At Parkers'' Lighthouse we settled into its delightful location with scenic views in every direction, and while the calendar read February it was a sunny, windless day with the temperature in the middle seventies. We decided, once again, that Southern California is a hard place to leave.
Besides its wonderful location there is much to like about Parkers' Lighthouse. Its ambiance, besides its scenic location, offers a sense of Long Beach history with its many historic photographs that grace the walls of the dining room. Actually there are two distinct dining rooms with the Queens Room on the third level offering a decor and ambiance all its own.

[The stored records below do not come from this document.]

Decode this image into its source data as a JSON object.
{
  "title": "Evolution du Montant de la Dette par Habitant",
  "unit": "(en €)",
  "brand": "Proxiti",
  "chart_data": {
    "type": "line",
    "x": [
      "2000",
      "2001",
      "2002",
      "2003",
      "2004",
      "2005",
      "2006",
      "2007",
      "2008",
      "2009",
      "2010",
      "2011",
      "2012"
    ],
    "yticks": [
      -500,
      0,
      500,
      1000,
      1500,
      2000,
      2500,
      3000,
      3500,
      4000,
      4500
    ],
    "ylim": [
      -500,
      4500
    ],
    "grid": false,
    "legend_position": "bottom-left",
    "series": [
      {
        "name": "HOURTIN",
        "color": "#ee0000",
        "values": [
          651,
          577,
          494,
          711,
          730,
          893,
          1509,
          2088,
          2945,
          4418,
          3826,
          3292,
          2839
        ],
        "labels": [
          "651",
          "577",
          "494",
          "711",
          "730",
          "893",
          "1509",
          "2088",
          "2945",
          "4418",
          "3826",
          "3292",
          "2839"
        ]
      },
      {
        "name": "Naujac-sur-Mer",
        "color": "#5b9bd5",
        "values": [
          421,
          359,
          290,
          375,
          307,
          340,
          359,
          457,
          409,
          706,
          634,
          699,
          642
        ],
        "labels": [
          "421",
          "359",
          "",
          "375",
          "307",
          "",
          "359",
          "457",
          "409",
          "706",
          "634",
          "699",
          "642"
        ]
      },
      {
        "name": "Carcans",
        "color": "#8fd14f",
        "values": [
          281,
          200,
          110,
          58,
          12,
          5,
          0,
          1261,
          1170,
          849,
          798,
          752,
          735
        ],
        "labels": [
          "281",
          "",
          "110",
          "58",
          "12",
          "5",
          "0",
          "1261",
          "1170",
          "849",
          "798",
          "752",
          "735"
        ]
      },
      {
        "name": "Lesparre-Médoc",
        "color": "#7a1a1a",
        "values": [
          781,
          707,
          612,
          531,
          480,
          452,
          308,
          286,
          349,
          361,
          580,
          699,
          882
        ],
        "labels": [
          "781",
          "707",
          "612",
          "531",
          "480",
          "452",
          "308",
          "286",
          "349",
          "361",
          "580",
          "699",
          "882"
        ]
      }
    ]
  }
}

We met with David Maskello, general manager, and he suggested our party of three should taste small portions of the many specialties that have earned the restaurant its reputation for an creative seafood cuisine. We opened with huge prawn cocktails, then a seafood platter that included calamari, fried shrimp, crab cake, lobster wraps of tortilla and guacamole. The crab cake was memorable, full of crab meat and no fillers, the calamari with a distinctive dipping sauce. Next we had a cup of clam chowder accompanied with a house baked cracker, the chowder thick with minced clams.
We had two of the most popular fish entrees, one the seabass in a teriyaki sauce and the salmon also with its own special sauce.
Parkers' has received national recognition for its wine list with hundred of labels and a two story climate controlled wine room that graces the center of the restaurant.
After such an impressive array of well prepared food we had to meet the man responsible, Executive Chef Jim Tate IV. Jim has an impressive background and has been at the Lighthouse five years. We noted a hint of Pacific Rim cuisine in many of the seafood dishes we tried and liked Jim Tate's style.
We love looking at old photographs and so left our table to admire the many photographs of Long Beach's earlier times that surround the lower dining room. There are photos of The Pike, the seaside amusement park that achieved fame with World War ll sailors, bathing beauties of earlier eras, and much more.
Considering what the Lighthouse shows both in ambiance and cuisine and the quality of the wines we thought prices modest and Parkers' offering true value.